THE ROLE OF BRONCHOCONSTRICTION IN COUGH REFLEX

Abstract
To investigate the role of bronchoconstriction in the cough reflex, we compared antitussive effects of several drugs with their ability to effect the respiratory tract (i.e. bronchodilatation vs. bronchoconstriction). Antitussive activities of five drugs administered either intravenously or orally on electrically-induced cough were evaluated in the non-anesthetized dog. The antitussive activities were as follows: morphine, 0.1 mg/kg (i.v.) and 0.5 mg/kg (p.o.); codeine, 1.0, 4.0; picoperidamine, 2.0, 9.8; piclobetol, 7.6, 9.0; HH-197, 12.5, 143.0, respectively. Morphine, codeine and HH-197 caused bronchoconstriction, but picoperidamine and picrobetol caused bronchodilatation.

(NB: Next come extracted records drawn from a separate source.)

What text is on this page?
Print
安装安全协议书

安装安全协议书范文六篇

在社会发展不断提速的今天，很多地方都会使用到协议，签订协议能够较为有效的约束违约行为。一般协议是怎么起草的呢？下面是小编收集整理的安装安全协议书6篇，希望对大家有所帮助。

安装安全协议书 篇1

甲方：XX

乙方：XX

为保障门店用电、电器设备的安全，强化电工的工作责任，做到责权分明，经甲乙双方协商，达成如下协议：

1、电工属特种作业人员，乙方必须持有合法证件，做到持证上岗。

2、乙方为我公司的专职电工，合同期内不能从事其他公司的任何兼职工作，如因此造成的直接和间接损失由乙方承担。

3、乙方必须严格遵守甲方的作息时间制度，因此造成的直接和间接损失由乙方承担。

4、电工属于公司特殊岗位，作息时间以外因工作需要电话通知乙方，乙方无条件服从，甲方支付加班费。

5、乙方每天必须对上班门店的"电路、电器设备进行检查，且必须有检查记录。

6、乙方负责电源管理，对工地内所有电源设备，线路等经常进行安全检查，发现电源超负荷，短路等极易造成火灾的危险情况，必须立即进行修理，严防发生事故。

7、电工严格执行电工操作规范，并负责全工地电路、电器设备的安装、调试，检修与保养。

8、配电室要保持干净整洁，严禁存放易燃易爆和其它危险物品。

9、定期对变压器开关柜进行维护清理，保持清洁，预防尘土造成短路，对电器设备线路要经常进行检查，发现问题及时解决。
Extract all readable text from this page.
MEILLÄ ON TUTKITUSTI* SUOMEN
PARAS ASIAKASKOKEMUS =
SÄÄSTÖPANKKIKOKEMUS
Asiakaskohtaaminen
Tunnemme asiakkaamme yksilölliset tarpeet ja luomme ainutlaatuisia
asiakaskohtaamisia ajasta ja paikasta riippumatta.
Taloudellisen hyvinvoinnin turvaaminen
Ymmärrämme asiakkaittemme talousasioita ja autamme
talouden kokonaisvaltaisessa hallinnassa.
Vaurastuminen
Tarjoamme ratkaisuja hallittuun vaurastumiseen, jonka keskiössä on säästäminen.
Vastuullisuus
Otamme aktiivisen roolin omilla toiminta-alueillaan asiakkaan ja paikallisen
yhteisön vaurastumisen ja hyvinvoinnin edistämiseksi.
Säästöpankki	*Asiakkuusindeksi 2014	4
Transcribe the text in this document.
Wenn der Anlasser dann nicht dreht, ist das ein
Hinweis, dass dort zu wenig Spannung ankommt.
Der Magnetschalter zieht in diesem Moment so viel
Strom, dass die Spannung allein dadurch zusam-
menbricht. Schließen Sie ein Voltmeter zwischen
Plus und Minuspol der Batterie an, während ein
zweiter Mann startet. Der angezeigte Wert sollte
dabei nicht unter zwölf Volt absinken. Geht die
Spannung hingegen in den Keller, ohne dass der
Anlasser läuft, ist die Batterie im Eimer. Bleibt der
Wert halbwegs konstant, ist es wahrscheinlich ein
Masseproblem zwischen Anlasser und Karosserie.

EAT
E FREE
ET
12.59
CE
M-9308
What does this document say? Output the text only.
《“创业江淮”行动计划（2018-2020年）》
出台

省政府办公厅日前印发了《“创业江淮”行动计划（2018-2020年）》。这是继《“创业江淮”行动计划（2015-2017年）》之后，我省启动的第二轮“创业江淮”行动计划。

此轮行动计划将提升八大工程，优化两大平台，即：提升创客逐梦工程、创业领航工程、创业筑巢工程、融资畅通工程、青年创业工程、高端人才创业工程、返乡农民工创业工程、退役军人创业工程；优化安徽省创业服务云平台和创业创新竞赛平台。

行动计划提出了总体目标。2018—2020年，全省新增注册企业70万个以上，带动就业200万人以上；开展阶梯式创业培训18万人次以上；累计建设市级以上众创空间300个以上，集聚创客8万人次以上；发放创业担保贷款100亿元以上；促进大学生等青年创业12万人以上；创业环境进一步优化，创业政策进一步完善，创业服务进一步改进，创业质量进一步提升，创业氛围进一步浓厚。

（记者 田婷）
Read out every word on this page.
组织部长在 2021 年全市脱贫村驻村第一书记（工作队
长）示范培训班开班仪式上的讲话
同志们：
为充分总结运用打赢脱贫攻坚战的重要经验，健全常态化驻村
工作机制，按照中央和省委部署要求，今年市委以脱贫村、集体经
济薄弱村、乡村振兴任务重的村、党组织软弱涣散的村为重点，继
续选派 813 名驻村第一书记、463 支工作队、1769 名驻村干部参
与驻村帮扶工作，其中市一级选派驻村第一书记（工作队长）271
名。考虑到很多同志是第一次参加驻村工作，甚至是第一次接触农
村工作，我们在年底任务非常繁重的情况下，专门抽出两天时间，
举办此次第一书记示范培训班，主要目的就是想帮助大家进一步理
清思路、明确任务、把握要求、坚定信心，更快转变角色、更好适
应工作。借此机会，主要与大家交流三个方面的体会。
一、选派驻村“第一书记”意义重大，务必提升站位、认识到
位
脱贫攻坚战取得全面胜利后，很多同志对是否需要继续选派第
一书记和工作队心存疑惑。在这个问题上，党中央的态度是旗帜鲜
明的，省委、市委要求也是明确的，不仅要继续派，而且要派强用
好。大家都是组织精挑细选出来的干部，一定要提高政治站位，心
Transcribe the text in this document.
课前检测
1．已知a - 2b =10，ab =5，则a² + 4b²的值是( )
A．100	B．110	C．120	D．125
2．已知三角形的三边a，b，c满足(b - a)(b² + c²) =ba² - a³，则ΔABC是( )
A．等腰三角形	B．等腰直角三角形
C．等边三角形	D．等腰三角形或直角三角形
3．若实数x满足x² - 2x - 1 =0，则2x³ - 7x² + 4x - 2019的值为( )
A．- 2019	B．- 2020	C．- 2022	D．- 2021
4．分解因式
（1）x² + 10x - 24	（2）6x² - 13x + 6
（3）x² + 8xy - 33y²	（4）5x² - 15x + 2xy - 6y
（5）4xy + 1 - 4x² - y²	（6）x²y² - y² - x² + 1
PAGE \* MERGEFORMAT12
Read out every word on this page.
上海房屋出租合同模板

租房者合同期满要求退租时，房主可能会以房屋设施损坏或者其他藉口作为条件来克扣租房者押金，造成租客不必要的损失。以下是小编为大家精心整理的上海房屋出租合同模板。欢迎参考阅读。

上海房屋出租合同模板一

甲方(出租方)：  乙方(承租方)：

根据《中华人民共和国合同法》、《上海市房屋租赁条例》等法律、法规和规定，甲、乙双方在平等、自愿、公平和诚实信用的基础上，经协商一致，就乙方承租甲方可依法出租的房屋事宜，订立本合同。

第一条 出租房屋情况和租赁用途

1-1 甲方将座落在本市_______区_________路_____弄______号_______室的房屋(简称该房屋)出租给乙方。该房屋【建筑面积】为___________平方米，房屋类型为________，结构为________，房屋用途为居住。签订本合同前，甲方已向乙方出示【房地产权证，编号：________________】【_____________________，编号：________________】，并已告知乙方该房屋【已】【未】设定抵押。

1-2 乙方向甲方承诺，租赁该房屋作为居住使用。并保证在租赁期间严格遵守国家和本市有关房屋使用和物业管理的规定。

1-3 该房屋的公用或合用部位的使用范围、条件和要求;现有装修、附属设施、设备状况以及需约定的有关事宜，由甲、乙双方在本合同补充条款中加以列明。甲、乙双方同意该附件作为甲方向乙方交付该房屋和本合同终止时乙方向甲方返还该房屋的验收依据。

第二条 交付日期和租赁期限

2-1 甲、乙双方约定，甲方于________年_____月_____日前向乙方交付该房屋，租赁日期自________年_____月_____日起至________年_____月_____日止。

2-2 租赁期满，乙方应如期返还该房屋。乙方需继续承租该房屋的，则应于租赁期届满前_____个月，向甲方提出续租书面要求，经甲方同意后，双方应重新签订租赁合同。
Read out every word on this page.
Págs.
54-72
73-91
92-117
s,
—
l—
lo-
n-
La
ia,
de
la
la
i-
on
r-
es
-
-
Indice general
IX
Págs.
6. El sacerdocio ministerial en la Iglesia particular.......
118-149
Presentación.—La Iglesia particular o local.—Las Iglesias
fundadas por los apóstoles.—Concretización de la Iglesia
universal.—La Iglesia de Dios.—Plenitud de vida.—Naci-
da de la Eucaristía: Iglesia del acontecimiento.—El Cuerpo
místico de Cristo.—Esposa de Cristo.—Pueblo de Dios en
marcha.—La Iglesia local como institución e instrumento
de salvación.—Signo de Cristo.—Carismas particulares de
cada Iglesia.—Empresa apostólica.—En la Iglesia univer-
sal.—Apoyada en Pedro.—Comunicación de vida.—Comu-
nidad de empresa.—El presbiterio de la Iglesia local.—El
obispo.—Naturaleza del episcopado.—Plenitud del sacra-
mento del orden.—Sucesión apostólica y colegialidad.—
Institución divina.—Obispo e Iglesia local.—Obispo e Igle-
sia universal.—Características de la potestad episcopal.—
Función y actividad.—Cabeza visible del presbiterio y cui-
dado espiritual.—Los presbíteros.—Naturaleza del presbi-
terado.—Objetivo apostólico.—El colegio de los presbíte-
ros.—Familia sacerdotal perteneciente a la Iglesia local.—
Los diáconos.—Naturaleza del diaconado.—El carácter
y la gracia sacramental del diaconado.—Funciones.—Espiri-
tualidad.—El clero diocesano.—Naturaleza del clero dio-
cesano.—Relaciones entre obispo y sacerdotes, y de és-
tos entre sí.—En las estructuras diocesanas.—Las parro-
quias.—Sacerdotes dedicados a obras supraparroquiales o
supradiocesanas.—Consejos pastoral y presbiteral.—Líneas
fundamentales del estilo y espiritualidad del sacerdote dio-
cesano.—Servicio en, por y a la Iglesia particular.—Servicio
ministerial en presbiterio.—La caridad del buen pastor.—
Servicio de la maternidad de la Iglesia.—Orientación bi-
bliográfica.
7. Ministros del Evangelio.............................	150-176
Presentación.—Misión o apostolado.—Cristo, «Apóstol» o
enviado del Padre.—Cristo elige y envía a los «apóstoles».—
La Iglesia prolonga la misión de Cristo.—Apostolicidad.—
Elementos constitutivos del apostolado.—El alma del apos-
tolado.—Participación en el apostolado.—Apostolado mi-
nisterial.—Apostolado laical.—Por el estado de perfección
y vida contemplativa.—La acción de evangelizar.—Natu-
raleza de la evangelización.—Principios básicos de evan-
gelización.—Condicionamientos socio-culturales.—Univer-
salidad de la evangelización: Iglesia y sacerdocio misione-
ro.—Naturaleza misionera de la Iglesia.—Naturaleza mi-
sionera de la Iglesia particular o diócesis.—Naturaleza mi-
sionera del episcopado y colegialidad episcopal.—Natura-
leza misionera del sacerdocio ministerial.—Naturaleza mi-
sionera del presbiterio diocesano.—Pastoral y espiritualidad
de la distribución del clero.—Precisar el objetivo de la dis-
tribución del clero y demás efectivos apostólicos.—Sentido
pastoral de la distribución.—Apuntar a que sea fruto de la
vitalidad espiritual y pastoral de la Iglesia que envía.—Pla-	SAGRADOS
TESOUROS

The antitussive and bronchodilatation effects of isoproterenol were abolished by propranolol. Each bronchoconstricting drug (i.e. morphine, codeine and HH-197) was administered concurrently with isoproterenol (10 μg/kg, i.v., and non-antitussive activity), and the cough reflex was observed. Compared with the single administration of each drug, respiratory resistance was decreased and the anti-tussive effect was increased. These results indicate a strong correlation between bronchodilatation and increased antitussive activity.